Smart-4-Fabry demonstrated deep expertise in liposomal nanocarrier design and lipid self-assembly control; Phoenix extended this to broad nano-pharmaceutical product development.
LEANBIO SL
Spanish biotech SME formulating GMP-compliant liposomal nanocarriers for drug delivery, including blood-brain-barrier crossing and rare disease enzyme replacement.
Their core work
LEANBIO SL is a Spanish biotech SME specializing in lipid-based nanocarrier formulation and GMP-compliant manufacturing for pharmaceutical applications. Their core work involves engineering liposomal delivery systems capable of crossing biological barriers — including the blood-brain barrier — and developing scalable, green manufacturing processes for nanomedicines. They bring a rare combination of molecular formulation science (lipid self-assembly, peptide targeting) and industrial production capability, which positions them as a bridge between research-stage nanomedicine and regulatory-compliant therapeutics. Their project track record spans rare disease enzyme delivery and open-platform nano-pharmaceutical manufacturing test beds.
What they specialise in
Smart-4-Fabry explicitly involved a GMP green manufacturing process for liposomal GLA; Phoenix is framed as a manufacturing test bed for nano-pharmaceutical products.
Smart-4-Fabry addressed both cellular membrane penetration and blood-brain-barrier crossing as distinct delivery challenges for the GLA enzyme.
Smart-4-Fabry focused entirely on Fabry disease, a lysosomal storage disorder, using targeted nanoformulation to improve enzyme replacement therapy.
Peptide targeting appears in Smart-4-Fabry keywords, suggesting capability in surface-functionalized nanocarriers for receptor-specific delivery.
How they've shifted over time
LEANBIO's earliest H2020 work (2017–2020) was tightly scoped around a single disease — Fabry disease — with highly specific technical keywords: liposomal GLA delivery, lipid self-assembly, blood-brain-barrier crossing, and GMP green manufacturing.

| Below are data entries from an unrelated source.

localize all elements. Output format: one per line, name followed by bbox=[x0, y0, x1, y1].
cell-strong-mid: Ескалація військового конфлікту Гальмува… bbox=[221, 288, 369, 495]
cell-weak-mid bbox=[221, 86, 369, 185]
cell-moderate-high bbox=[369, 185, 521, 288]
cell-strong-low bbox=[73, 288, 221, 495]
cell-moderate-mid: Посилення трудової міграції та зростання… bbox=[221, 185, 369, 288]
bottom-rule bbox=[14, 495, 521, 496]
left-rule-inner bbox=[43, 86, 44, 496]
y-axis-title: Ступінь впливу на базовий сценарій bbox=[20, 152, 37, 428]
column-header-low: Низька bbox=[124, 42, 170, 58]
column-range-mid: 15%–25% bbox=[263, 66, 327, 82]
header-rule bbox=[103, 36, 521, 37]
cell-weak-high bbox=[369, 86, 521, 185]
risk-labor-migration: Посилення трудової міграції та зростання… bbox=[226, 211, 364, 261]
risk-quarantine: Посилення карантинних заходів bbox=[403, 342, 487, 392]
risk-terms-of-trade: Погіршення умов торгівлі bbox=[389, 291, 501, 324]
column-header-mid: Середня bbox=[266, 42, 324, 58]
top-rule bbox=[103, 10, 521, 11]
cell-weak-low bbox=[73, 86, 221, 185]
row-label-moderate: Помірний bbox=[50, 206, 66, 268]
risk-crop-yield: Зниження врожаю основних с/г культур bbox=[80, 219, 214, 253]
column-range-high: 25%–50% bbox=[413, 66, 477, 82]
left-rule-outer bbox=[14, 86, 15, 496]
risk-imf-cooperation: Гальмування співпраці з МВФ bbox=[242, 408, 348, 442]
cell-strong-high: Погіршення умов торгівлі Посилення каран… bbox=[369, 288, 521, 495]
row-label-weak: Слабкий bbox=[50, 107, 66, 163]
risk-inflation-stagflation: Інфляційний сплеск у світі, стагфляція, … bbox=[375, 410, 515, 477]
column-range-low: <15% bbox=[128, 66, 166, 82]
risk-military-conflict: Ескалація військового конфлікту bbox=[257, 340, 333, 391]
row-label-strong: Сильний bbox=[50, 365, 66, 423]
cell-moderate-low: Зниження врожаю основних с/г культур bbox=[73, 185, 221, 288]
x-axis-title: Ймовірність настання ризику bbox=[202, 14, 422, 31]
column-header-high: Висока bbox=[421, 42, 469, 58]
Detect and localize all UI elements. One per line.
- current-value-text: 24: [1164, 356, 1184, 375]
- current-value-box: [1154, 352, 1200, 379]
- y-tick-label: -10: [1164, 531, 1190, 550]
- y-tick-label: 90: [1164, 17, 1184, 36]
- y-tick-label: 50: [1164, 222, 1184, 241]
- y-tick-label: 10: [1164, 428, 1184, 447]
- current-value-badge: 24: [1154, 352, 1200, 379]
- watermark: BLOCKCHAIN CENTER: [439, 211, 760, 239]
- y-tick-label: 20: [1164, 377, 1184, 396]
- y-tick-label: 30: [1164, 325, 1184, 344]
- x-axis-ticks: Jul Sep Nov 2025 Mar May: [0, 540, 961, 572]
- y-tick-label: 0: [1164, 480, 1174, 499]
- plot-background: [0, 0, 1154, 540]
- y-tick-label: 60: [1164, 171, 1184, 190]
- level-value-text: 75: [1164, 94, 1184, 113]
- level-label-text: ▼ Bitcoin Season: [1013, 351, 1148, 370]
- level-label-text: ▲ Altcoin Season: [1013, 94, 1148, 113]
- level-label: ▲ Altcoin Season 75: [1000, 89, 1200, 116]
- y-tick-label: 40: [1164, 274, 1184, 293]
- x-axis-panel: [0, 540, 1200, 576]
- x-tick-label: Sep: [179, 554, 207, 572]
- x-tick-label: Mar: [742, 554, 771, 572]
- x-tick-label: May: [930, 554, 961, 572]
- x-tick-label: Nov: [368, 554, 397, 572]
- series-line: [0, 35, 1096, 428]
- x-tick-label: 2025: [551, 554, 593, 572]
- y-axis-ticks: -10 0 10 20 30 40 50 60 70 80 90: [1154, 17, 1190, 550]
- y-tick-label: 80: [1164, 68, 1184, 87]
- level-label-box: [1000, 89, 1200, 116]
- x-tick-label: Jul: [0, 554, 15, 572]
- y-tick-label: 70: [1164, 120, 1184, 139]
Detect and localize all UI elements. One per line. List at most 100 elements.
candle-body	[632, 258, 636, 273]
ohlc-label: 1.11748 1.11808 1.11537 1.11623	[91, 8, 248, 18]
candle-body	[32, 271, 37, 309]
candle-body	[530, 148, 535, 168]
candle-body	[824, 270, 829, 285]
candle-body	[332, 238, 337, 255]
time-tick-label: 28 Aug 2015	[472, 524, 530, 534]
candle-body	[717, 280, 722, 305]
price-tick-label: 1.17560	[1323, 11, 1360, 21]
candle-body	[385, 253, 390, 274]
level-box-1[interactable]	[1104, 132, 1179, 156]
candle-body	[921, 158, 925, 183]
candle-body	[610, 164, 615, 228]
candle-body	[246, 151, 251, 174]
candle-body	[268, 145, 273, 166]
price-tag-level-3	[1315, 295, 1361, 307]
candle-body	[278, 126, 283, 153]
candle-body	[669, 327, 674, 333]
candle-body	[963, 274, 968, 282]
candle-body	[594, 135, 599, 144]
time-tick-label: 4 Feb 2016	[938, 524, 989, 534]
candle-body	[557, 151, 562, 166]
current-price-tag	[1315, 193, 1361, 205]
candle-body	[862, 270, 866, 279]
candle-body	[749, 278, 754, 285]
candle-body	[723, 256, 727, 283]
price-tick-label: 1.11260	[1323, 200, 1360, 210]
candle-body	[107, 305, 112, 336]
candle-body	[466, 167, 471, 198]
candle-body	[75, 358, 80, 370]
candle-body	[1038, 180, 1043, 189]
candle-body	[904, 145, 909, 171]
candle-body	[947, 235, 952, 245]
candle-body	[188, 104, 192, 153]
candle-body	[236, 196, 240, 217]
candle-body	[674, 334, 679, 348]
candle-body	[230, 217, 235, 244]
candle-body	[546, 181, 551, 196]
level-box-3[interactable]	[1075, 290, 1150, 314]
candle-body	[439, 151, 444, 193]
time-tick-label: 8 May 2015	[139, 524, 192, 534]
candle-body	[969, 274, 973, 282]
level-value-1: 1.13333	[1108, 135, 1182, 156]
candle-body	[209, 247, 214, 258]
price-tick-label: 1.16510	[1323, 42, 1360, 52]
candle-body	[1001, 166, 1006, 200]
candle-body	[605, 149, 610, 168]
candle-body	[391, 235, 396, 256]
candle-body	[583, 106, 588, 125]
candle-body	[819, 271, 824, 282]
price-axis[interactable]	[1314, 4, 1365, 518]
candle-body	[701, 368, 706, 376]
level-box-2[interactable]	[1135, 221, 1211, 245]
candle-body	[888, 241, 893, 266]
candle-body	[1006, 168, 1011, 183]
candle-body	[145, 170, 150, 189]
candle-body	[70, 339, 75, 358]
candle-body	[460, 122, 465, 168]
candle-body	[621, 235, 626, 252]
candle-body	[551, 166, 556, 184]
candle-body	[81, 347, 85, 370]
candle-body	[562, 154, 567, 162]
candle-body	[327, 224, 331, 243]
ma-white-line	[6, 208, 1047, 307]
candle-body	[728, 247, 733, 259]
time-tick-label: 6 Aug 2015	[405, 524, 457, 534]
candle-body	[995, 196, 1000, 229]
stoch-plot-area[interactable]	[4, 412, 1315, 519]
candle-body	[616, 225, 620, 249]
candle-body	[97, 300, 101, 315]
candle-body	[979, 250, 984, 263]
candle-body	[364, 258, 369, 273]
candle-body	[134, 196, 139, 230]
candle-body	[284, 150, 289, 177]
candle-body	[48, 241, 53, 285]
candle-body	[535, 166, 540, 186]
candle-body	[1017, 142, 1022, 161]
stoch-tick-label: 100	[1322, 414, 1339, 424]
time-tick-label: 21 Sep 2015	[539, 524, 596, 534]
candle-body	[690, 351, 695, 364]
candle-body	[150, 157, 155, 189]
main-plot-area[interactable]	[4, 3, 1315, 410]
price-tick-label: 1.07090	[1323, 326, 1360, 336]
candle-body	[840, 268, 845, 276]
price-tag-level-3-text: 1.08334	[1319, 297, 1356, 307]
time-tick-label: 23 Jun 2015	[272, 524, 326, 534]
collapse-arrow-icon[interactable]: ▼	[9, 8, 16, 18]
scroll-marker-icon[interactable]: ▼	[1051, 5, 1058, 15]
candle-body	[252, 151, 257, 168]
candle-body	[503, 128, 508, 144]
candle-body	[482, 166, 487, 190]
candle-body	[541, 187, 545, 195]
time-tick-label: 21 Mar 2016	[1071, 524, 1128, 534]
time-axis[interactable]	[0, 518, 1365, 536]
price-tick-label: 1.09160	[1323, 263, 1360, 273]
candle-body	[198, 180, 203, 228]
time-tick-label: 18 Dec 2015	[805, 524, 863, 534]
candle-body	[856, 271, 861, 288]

This points to a company that had developed proprietary formulation technology and was validating it in a defined rare-disease context. Their second project (Phoenix, 2021–2025) signals a deliberate broadening: rather than one disease and one nanocarrier, they are now contributing to an open innovation platform for nano-pharmaceuticals across multiple therapeutic areas, suggesting they are generalizing their formulation and manufacturing capabilities into a platform offering.
LEANBIO is moving from rare-disease niche formulation toward a broader nano-pharmaceutical manufacturing services model, likely positioning as a specialist CDMO (contract development and manufacturing organization) for lipid nanoparticle-based therapeutics.
How they like to work
LEANBIO has participated exclusively as a consortium partner rather than a project coordinator, which is consistent with an SME that contributes specialized technical capabilities within programs assembled by larger academic or industrial leads. Their 21 unique partners across 9 countries in just two projects indicates they routinely work within large, multi-stakeholder consortia. This suggests they are well-practiced at integrating their formulation and manufacturing expertise into complex collaborative programs without taking on administrative leadership.
With 21 unique partners across 9 countries from only two projects, LEANBIO operates within large, internationally diverse consortia — likely including pharmaceutical companies, nanomedicine research groups, hospitals, and regulatory bodies. Their network is European in reach but concentrated in the nanomedicine and pharmaceutical manufacturing ecosystem.
What sets them apart
LEANBIO occupies an uncommon position as a small company that combines deep scientific expertise in lipid nanocarrier design with actual GMP manufacturing capability — a combination that most academic nanomedicine groups cannot offer. For consortia working on translational nanomedicine, this makes them a high-value partner at the production readiness stage, where scientific promise must be converted into manufacturable, regulatory-compliant product. Their demonstrated experience with barrier-crossing delivery (blood-brain barrier, cellular membrane) further differentiates them in projects targeting CNS or intracellular disease targets.
Highlights from their portfolio
- Smart-4-FabryTackled one of the hardest delivery challenges in rare disease — getting enzyme replacement across the blood-brain barrier using a targeted liposomal nanocarrier, while simultaneously developing a GMP-compliant green manufacturing process.
- PhoenixLEANBIO's largest project by EC funding (€1.67M), this Innovation Action positions them inside a pan-European open test bed for nano-pharmaceutical products, signaling a strategic move toward platform-level manufacturing services.